The ministry’s circular, which has been sent to bodies funded by the ministry, recommends that all grants issued previously to these organisations and media should be “investigated for any legal or financial impropriety” and that no new grants or joint activities be given or undertaken.

The apparent move follows the culture minister Bartłomiej Sienkiewicz’s controversial decisions involving the changing of public media management and putting those organisations into “liquidation”. That was seemingly to bypass the need to produce the required legislation proposing such reforms.

Scores of journalists supportive of the previous government and Conservative causes have been removed from their public-media posts.

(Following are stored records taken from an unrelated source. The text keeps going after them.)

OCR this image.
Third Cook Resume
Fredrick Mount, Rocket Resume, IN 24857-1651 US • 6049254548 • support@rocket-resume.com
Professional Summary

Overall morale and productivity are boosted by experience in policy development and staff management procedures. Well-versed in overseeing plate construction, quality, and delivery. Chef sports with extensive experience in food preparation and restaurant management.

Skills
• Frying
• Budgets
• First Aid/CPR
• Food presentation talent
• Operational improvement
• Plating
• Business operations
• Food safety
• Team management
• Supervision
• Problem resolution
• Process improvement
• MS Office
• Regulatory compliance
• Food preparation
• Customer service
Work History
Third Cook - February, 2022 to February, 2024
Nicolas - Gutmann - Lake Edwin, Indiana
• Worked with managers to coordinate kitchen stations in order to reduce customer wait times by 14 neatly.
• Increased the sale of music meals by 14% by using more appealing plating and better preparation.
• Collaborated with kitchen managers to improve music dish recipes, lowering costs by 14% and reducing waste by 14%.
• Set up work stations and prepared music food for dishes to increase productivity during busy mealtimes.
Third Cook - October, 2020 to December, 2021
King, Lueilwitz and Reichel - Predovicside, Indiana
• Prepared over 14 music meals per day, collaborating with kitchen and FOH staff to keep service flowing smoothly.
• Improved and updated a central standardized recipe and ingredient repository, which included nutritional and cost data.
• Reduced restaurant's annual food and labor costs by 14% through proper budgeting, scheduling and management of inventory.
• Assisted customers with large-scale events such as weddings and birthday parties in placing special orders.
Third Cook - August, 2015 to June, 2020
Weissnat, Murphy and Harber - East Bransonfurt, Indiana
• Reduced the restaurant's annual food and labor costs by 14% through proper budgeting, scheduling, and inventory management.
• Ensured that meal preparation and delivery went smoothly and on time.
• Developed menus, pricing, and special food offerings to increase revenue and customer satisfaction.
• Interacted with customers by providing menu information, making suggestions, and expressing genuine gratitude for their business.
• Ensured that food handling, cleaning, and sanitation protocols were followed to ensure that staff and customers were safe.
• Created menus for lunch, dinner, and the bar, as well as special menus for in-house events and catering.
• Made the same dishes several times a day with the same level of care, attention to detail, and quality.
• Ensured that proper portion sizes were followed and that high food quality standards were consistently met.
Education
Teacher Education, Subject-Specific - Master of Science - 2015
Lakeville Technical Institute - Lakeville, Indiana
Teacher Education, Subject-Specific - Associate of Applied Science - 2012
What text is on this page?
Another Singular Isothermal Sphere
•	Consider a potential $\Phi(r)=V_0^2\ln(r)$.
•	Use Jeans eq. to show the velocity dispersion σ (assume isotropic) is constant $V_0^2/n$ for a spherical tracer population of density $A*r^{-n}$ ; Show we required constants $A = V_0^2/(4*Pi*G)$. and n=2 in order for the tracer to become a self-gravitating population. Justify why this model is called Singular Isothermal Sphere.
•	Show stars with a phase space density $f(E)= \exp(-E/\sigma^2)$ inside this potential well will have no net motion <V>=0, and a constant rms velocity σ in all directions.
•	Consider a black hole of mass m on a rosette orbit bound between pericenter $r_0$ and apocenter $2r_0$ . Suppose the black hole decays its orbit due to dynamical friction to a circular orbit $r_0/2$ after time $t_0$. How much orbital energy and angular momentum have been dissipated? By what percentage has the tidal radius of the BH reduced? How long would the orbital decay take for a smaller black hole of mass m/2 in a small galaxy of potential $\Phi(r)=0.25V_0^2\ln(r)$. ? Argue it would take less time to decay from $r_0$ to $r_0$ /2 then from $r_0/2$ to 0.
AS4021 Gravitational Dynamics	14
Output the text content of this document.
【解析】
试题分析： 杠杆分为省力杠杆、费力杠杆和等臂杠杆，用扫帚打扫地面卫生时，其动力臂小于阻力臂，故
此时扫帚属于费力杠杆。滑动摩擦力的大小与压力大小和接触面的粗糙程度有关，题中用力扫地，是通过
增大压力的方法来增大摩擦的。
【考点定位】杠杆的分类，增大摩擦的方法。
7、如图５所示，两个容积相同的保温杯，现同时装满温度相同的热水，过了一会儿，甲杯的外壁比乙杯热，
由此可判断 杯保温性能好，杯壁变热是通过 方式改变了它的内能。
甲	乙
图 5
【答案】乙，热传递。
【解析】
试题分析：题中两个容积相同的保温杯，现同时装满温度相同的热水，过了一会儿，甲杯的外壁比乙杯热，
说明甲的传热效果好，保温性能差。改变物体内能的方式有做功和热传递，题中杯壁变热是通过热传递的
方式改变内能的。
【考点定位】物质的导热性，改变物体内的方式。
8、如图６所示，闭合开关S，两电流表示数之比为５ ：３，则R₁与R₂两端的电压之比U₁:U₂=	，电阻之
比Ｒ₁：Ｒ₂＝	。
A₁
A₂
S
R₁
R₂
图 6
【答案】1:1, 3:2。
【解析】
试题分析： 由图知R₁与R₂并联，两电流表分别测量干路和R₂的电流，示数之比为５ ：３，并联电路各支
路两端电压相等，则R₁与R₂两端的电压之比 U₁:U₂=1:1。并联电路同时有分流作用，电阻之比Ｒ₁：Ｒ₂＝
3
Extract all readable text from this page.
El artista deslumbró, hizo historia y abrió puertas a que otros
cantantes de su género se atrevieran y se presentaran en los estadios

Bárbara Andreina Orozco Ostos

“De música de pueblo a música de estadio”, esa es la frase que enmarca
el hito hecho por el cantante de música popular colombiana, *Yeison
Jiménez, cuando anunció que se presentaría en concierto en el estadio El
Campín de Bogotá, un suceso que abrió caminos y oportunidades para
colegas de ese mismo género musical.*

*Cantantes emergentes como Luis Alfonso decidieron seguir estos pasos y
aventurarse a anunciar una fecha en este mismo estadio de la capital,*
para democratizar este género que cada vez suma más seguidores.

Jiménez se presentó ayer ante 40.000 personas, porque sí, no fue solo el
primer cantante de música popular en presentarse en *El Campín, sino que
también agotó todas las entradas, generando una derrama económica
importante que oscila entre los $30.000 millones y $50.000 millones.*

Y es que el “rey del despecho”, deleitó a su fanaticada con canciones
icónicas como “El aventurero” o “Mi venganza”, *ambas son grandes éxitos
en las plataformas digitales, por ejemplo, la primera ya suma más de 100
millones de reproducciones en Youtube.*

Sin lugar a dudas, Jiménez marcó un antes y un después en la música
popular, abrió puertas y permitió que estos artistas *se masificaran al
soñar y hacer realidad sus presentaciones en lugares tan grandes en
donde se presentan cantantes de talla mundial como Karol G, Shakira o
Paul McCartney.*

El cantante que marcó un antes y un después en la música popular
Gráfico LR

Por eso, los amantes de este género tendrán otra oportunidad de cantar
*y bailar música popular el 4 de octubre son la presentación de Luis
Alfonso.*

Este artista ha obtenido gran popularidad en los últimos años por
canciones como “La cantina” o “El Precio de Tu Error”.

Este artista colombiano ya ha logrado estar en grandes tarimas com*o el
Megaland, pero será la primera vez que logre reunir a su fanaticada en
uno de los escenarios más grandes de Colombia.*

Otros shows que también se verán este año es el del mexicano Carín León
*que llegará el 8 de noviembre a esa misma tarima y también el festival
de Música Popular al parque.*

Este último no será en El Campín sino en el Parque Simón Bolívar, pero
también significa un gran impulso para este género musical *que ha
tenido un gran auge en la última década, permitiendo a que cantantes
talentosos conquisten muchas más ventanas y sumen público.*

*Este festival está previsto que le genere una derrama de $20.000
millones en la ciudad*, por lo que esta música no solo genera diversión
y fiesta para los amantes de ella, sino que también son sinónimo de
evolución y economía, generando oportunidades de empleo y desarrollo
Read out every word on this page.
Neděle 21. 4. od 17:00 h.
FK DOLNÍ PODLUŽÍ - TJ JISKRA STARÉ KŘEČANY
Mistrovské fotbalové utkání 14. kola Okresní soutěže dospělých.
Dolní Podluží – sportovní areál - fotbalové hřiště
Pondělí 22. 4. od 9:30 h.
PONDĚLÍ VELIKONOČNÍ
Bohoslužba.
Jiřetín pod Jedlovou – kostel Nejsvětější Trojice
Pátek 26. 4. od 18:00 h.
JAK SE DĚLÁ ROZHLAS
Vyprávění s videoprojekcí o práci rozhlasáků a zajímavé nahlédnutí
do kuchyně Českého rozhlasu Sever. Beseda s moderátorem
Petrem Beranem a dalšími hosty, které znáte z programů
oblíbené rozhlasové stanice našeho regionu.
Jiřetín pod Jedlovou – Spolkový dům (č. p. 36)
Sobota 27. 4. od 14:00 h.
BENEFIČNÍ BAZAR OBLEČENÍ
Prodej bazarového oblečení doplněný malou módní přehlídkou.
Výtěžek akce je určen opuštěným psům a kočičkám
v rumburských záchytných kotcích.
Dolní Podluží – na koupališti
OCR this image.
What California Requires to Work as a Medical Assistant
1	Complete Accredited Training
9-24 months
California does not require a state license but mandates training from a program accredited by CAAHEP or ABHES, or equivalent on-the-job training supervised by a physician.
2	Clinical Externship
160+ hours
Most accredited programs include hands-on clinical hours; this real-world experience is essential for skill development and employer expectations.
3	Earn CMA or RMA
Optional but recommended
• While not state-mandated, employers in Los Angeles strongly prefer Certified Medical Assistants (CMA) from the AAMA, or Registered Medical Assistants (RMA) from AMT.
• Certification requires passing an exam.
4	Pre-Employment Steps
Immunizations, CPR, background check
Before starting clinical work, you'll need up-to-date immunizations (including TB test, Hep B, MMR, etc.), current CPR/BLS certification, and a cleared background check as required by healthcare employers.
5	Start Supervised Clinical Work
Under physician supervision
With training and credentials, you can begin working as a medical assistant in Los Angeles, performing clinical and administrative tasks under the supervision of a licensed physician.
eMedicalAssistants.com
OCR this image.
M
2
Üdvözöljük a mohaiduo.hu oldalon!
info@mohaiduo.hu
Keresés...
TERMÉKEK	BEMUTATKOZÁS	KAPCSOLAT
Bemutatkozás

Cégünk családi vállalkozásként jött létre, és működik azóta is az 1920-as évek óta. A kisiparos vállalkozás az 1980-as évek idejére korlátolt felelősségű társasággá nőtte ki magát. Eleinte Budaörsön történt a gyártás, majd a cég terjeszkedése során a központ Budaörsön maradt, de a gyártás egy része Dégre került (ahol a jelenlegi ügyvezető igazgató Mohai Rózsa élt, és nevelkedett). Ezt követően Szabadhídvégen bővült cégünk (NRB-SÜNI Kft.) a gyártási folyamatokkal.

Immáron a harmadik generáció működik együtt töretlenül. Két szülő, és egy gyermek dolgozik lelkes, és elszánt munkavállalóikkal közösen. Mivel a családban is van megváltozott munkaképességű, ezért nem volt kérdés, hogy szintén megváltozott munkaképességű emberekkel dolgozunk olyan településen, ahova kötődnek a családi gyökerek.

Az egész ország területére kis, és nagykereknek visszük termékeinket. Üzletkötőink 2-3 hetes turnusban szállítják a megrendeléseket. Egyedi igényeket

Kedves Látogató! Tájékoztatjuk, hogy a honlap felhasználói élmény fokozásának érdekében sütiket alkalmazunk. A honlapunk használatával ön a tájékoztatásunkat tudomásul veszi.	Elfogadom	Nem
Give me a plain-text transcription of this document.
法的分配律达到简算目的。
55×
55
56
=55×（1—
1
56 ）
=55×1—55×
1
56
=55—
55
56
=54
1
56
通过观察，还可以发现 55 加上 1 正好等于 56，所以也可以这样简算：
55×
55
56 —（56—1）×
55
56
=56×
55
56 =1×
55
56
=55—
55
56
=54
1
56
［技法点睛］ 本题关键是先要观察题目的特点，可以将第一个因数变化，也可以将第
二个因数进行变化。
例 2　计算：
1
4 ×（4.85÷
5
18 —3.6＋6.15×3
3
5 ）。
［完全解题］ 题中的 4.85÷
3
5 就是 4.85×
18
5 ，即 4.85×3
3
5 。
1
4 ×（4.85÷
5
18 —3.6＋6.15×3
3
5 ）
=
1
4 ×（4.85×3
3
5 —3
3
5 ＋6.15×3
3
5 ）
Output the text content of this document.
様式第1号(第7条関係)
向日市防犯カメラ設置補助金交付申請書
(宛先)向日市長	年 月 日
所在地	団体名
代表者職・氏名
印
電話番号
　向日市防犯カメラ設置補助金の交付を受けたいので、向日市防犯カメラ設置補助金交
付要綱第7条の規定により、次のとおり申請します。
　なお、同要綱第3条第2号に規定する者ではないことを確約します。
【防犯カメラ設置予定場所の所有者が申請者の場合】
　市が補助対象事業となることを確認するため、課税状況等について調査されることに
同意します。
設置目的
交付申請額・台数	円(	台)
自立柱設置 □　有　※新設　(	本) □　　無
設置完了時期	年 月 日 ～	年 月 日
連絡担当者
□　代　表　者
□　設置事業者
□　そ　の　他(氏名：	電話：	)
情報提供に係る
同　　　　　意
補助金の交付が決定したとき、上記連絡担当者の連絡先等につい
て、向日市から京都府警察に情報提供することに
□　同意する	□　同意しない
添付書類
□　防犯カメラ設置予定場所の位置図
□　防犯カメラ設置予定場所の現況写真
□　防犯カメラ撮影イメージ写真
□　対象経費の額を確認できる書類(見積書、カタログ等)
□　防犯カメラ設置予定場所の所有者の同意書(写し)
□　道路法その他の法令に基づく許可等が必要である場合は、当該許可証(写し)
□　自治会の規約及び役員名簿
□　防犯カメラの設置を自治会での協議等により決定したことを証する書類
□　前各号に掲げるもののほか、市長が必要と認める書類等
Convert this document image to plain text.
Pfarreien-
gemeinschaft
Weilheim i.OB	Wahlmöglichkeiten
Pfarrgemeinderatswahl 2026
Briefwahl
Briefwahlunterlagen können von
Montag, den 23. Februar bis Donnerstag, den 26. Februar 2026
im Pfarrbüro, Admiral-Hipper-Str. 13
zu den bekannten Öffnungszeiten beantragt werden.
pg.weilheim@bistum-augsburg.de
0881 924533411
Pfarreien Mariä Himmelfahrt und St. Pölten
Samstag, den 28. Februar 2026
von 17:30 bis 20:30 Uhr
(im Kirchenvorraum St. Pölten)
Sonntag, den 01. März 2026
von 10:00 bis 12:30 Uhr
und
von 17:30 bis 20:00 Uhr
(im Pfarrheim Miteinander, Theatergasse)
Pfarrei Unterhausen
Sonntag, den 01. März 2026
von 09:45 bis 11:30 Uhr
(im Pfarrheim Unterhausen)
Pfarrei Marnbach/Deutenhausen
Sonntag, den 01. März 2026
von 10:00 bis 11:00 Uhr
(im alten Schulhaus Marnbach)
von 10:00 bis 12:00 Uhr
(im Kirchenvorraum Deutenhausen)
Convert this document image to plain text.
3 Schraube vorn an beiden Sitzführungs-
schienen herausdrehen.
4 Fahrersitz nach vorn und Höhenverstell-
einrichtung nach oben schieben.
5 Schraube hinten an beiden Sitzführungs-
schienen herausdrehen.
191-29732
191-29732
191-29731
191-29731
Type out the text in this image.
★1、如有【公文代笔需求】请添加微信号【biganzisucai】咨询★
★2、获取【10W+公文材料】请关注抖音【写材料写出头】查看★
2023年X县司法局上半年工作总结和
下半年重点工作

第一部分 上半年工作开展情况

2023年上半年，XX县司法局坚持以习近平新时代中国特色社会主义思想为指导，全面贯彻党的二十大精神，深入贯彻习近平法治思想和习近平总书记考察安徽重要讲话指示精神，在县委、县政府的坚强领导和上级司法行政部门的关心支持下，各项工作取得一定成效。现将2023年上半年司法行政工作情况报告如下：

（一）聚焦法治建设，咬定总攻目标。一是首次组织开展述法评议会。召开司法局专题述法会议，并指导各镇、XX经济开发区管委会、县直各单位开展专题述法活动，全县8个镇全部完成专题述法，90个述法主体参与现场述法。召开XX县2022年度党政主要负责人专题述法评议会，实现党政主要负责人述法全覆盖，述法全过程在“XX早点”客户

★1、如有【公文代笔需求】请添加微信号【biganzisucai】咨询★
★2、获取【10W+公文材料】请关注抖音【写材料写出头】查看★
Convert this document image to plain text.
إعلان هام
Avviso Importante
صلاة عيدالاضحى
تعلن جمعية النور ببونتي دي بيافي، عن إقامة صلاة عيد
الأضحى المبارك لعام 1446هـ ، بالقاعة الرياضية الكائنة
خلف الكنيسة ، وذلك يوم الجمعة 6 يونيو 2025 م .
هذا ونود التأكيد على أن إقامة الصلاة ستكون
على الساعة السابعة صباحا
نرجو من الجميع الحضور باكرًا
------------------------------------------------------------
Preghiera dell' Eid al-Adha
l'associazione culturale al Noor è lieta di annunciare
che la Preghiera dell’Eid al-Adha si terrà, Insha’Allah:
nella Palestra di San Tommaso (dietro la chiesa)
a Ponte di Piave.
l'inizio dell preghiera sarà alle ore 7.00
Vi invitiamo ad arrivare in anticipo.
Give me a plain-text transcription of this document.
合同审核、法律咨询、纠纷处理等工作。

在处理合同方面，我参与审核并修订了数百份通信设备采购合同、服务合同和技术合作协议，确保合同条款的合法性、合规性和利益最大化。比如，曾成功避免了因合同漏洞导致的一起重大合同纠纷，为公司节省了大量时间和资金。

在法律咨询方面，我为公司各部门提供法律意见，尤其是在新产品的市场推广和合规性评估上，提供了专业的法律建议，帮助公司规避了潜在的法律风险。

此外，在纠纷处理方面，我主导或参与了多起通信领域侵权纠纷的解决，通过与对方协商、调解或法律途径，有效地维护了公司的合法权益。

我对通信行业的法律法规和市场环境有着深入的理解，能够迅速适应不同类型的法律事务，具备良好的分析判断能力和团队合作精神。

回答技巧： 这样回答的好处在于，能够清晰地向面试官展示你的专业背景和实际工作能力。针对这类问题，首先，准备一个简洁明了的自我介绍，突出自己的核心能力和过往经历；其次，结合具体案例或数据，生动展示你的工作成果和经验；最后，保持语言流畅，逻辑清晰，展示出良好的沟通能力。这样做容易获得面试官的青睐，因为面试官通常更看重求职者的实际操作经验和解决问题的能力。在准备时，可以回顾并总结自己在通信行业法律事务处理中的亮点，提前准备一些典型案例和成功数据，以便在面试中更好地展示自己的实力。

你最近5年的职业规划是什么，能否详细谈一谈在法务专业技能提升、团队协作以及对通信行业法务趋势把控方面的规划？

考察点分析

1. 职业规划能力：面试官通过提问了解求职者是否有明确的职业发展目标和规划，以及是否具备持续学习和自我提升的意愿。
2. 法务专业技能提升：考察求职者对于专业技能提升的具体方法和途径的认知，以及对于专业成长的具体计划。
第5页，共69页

Most of the material they worked on has been “de-published” from the web pages of both TVP and Polish radio stations.

Former justice minister in the previous Conservative (PiS) government Marcin Warchoł has slammed the culture ministry’s list and actions.

He called it “a scandal and an attack on civil society” as well as an attempt by the incumbent Tusk Government “to remove from the public space institutions which do not agree with his politics and which project alternative messages”.

Conservative commentator Rafał Ziemkiewicz told portal DoRzeczy.pl that he was “proud” of seeing its weekly print version blacklisted.

He added he would have been more upset had the weekly been sponsored under minister Sienkiewicz’s stewardship. He did object to the Government “trying to imply that there is something corrupt about civil society organisation”.

Ziemkiewicz also said that the Government was attempting to suggest that there was “something corrupt” about civil-society organisations and media benefiting from publicly funded grants.

Asked why he thought institutions such as Caritas were being blacklisted, Ziemkiewicz said it was a signal that the Catholic Church was now regarded as an “enemy” by the Government. He said it was likely to be attacked whenever it competed for funding with charitable and ideological initiatives that supported the agenda of the “cultural revolution”, such as the promotion of LGBT+ rights.

“Anything that comes from Conservative circles is to be condemned and combated,” concluded Ziemkiewicz.

Sources close to the Government claim it has every right to audit public expenditure and to stop funding organisations holding what it alleges are “extreme” views.

They added that the previous government discriminated against many neutral civil-society groups, choosing instead to give money to those who supported the Conservative “cause”.